Does there exist a modern exposition of these proofs anywhere?  The case $k=0$ is trivial, but as far as I can tell, the only sources for $k \geq 1$ are Pontryagin's book "Smooth manifolds and their application to homotopy theory" and Rochlin's original paper.  The book is very old-fashioned and spend way too much time developing the foundations of smooth manifold theory (I guess there was no nice source in the early 1950's), and Rokhlin's paper is unreadable (to me).
 A: I agree with you that Pontryagin's book is very hard to read!  And while there are many places that have brief sketches of what is going on (some given in the other answers), I am not aware of any other serious exposition of its contents.  To correct this, I have written a detailed modern account of Pontryagin's approach to calculating $\pi_{n+1}(S^n)$ and $\pi_{n+2}(S^n)$  in my notes "Homotopy groups of spheres and low-dimensional topology", which are available on my page of notes here.  I did not include a discussion of Rochlin's theorem, which is quite a bit harder.  The book of "A la recherche de la topologie Perdue" by Guillou and Marin (mentioned in Mike-Doherty's answer) is a good place to start for that.

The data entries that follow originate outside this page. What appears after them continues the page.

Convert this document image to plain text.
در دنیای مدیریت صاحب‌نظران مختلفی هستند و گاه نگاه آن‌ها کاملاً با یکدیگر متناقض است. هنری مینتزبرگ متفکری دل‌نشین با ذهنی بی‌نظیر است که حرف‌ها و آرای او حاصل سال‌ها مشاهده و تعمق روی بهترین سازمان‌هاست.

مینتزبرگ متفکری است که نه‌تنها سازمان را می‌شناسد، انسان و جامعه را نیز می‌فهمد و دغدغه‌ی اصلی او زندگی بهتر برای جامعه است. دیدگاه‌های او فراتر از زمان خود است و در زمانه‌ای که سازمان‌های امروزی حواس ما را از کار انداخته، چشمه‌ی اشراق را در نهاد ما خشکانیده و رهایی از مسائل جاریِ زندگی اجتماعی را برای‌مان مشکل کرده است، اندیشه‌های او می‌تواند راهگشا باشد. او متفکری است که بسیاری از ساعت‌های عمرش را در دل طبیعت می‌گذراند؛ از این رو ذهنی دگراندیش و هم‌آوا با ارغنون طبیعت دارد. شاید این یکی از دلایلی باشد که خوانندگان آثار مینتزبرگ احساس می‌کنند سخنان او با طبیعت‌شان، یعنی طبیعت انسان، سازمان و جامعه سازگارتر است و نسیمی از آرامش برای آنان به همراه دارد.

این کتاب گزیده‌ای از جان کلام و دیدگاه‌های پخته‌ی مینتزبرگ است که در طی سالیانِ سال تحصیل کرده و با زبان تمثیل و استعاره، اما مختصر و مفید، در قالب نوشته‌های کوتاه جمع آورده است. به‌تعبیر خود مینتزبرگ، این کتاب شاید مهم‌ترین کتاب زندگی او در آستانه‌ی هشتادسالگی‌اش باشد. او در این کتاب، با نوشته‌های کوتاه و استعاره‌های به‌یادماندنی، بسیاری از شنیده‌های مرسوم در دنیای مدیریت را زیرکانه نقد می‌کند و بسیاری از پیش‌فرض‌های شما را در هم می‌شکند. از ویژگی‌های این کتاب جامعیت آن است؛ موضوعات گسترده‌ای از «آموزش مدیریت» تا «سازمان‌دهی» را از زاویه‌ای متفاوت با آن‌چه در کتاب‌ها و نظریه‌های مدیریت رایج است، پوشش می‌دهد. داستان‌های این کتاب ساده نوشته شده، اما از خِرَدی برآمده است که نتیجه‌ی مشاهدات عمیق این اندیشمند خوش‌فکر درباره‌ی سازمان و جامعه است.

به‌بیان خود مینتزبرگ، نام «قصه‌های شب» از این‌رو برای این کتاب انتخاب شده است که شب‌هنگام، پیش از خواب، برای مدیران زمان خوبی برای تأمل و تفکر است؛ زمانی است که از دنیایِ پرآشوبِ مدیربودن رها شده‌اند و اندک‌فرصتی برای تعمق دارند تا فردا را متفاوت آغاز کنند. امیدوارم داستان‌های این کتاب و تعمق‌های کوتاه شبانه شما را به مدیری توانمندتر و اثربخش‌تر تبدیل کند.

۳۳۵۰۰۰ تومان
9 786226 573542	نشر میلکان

A: In "Lecture notes in algebraic topology" by J. Davis and P. Kirk, they explain in chapter $8$, the Thom-Pontryagin construction and how to relate bordism of stably framed manifolds to stable homotopy groups of spheres. There is also "Bordism, stable homotopy and Adams spectral sequences" by S. Kochman where he explains the cases $k=0,1$ in the first chapter.
For the case $k=2$, I really like the first sections of the paper "Quadratic functions in geometry, topology and M-theory" by M. Hopkins and I. Singer.

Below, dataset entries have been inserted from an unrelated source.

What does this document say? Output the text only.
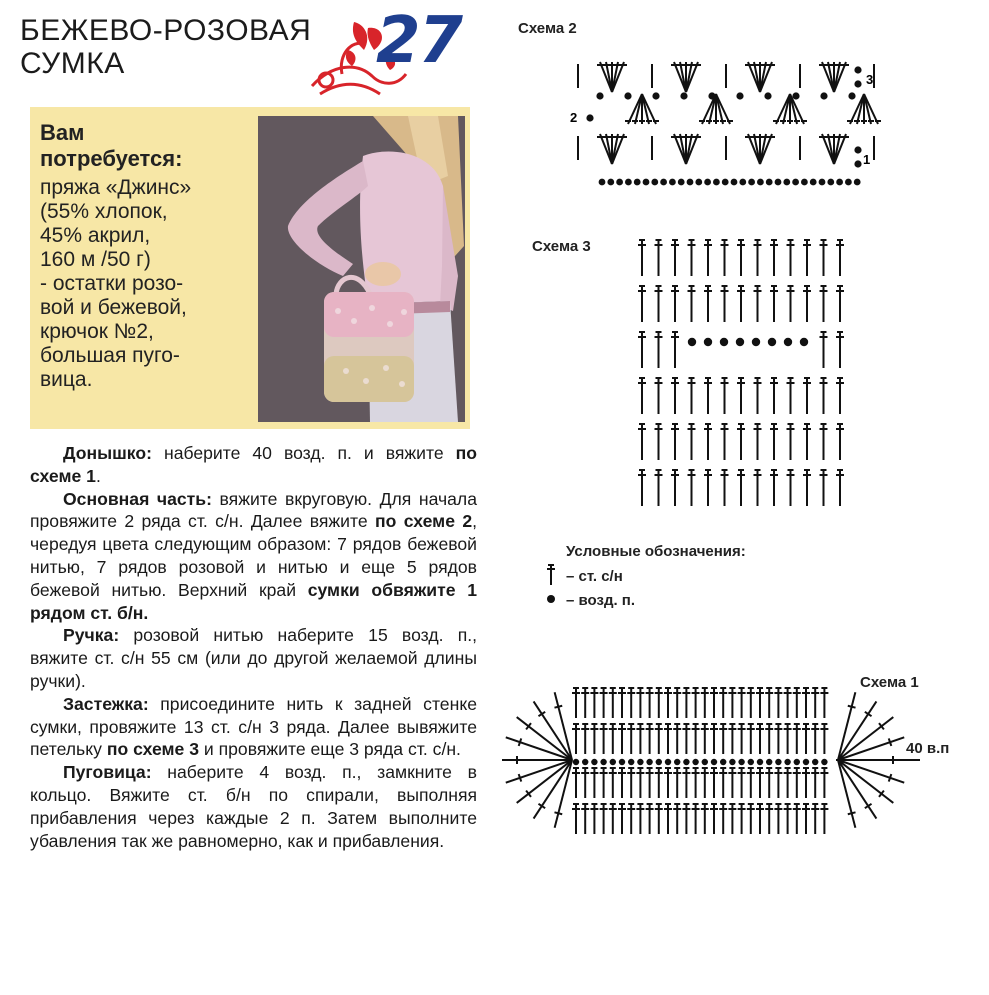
БЕЖЕВО-РОЗОВАЯ
СУМКА	27
Вам
потребуется:
пряжа «Джинс»
(55% хлопок,
45% акрил,
160 м /50 г)
- остатки розо-
вой и бежевой,
крючок №2,
большая пуго-
вица.

Донышко: наберите 40 возд. п. и вяжите по схеме 1.

Основная часть: вяжите вкруговую. Для начала провяжите 2 ряда ст. с/н. Далее вяжите по схеме 2, чередуя цвета следующим образом: 7 рядов бежевой нитью, 7 рядов розовой и нитью и еще 5 рядов бежевой нитью. Верхний край сумки обвяжите 1 рядом ст. б/н.

Ручка: розовой нитью наберите 15 возд. п., вяжите ст. с/н 55 см (или до другой желаемой длины ручки).

Застежка: присоедините нить к задней стенке сумки, провяжите 13 ст. с/н 3 ряда. Далее вывяжите петельку по схеме 3 и провяжите еще 3 ряда ст. с/н.

Пуговица: наберите 4 возд. п., замкните в кольцо. Вяжите ст. б/н по спирали, выполняя прибавления через каждые 2 п. Затем выполните убавления так же равномерно, как и прибавления.

Схема 2
3
2
1
Схема 3
Условные обозначения:
– ст. с/н
– возд. п.
Схема 1
40 в.п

Or you can listen to M. Hopkins' lecture on the Kervaire invariant:
http://empg.maths.ed.ac.uk/Videos/Atiyah80/Hopkins.mov
the lecture is so cool and he spends some time explaining the computation of $\pi_2^S$. Slides are available here:
http://www.maths.ed.ac.uk/~aar/atiyah80.htm
A: The $k=0$ and $k=1$ case are drawn up nicely in the second appendix of Freed and Uhlenbeck's classic book Instantons and Four-Manifolds. It's entitled the Pontrjagin-Thom Construction, and is motivated by wanting to compute $[M,S^3]$ (for any compact simply-connected 4-manifold) whose nontriviality depends on the parity of the natural intersection form.
The best part: there is a cool picture of a dinosaur (that is, a framed cobordism) being cut open (that is, by two homotopy-equivalent framings).
A: The first part of the book "A la recherche de la topologie Perdue" edited by Guillou and Marin (Progress in Mathematics no 62, Birkhauser 1986) has translations into French of Rokhlin's papers, followed by commentary which aims to assist in reading the papers, and to demonstrate the assertions of Rokhlin which don't seem obvious.
A: Try this:
http://link.springer.com/journal/10958/113/6/page/1
Here the paper:
A. Szűcs: Two theorems of Rokhlin.
This gives the computation of $\pi(3)$ by elementary tools. 
But it uses  the following non-trivial fact:
The 3-dimensional spin cobordism group is trivial.
You can read a proof of this latter in the same issue in the paper by A. Stipsicz.
But a more simple proof for this is in:
Melvin, P.; Kazez, W. 3-dimensional bordism. Michigan Math. J. 36 (1989), no. 2, 251–260.